I would suggest to you that the lessons from the Bible that we have been blessed with today offer us a good place to begin. Joseph of the Old Testament had every reason to wish ill upon his brothers—and, what’s more, he had had years in which to contemplate revenge. In the end, he gave that up in an effort to reach out to the very people who wished him ill. He let go of the hurt—and, it seems to me, he allowed the experience of becoming a slave make him into a better person than he was before he was tossed into the pit and sold into servitude.
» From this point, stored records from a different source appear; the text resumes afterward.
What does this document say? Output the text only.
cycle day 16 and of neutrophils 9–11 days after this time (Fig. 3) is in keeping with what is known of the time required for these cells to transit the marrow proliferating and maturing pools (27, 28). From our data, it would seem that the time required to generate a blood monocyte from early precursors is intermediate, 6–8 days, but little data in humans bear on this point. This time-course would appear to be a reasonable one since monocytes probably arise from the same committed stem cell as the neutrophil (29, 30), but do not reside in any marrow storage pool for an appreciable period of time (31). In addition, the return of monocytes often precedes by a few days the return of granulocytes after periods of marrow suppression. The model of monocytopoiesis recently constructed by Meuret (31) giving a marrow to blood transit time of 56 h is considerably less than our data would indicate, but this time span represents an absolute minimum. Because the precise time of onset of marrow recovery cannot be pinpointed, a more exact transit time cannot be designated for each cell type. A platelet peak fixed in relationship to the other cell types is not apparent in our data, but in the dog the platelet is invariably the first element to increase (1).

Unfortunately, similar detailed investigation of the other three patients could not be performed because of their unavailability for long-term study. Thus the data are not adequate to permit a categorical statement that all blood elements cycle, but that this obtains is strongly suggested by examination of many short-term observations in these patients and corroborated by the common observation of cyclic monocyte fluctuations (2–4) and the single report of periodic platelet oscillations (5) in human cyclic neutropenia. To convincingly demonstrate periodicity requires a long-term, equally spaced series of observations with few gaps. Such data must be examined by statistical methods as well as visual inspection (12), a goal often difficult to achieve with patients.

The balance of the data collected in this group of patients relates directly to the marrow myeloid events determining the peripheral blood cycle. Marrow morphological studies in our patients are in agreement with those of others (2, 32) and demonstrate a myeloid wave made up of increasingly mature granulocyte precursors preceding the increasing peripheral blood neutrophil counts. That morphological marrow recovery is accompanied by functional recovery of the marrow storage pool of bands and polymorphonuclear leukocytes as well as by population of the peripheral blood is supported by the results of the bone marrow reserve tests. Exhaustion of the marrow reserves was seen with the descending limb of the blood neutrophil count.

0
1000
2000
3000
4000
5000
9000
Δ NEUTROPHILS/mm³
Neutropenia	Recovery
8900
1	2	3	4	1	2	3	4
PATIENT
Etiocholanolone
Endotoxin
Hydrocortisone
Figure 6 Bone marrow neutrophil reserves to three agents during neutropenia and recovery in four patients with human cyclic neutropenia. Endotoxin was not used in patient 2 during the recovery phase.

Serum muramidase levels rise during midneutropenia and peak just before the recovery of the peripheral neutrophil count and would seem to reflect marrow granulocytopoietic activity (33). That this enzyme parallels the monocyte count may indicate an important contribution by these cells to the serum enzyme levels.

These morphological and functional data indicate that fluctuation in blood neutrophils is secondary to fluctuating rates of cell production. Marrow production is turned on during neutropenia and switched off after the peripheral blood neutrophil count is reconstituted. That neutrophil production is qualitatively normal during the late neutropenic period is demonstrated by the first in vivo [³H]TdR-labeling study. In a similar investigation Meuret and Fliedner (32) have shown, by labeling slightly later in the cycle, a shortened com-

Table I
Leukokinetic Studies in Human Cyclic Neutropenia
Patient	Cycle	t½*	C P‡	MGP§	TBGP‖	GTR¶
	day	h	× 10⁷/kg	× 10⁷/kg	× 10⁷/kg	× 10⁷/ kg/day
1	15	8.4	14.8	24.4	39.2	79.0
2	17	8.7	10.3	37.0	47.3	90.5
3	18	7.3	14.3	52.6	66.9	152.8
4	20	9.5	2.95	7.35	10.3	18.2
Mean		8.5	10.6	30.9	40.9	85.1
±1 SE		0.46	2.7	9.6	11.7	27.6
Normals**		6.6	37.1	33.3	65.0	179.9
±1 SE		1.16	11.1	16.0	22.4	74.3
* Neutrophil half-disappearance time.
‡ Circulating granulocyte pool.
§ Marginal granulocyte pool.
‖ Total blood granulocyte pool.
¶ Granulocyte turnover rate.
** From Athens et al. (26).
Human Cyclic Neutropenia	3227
How do these ancient stories help to inform us for how we are to respond to the hatred coursing through our country today? Perhaps, like Joseph, we begin by taking a long, hard look at what truly resides in our hearts. The neo-Nazis, racists, bigots and haters of people different than themselves—do we simply wish them ill—or do we want to turn their hearts? And, if we do truly wish for them a better, more loving life than they are currently leading—what words do we use—and how are these words a reflection of what resides in our hearts? Because, in my experience, hatred met with hatred gets us nowhere—but hatred, come face to face with love, has every possibility of effecting change.
Silence, however, is not an option. To say nothing in the face of evil is equivalent to complicity. Words matter—and actions matter even more. As followers of Christ, we are to speak—and in speaking, we are to choose our words carefully—to refuse to allow the hatred that belongs to others mutate into our own. And our Savior tells us that we are to act; we are to work for justice and peace, to incorporate the message of God’s mercy and love to all people.
A joint statement issued by the Massachusetts Council of Churches and the Greater Boston Interfaith Organization earlier this week ends with these questions for reflection:
• What is one concrete action you can take today to oppose the despicable actions in Charlottesville and elsewhere in our country?
• How can you help address issues of racism and bigotry in your own community?
There is hope for the turmoil in our country and our world. In fact, we need look no further than the life of George Wallace, to see how repentance, reconciliation—word and action, can make changes not only in the life of one person, but for our country as well. As Governor of Alabama, Wallace sought to show repentance for his racism. During his tenure he would make significant appointments of blacks to state government positions. In his last race for governor he won 90 percent of the black vote. Wallace moved from hatred to reconciliation; and I’ve no doubt that the witness of loving, non-violent Christians, were one of the reasons his heart was able to change. Now, that was good news not only for Governor George Wallace, but also for all of us. Let your words be gracious, and your actions meaningful as we work together for justice and peace in our world. In Jesus’ name. Amen.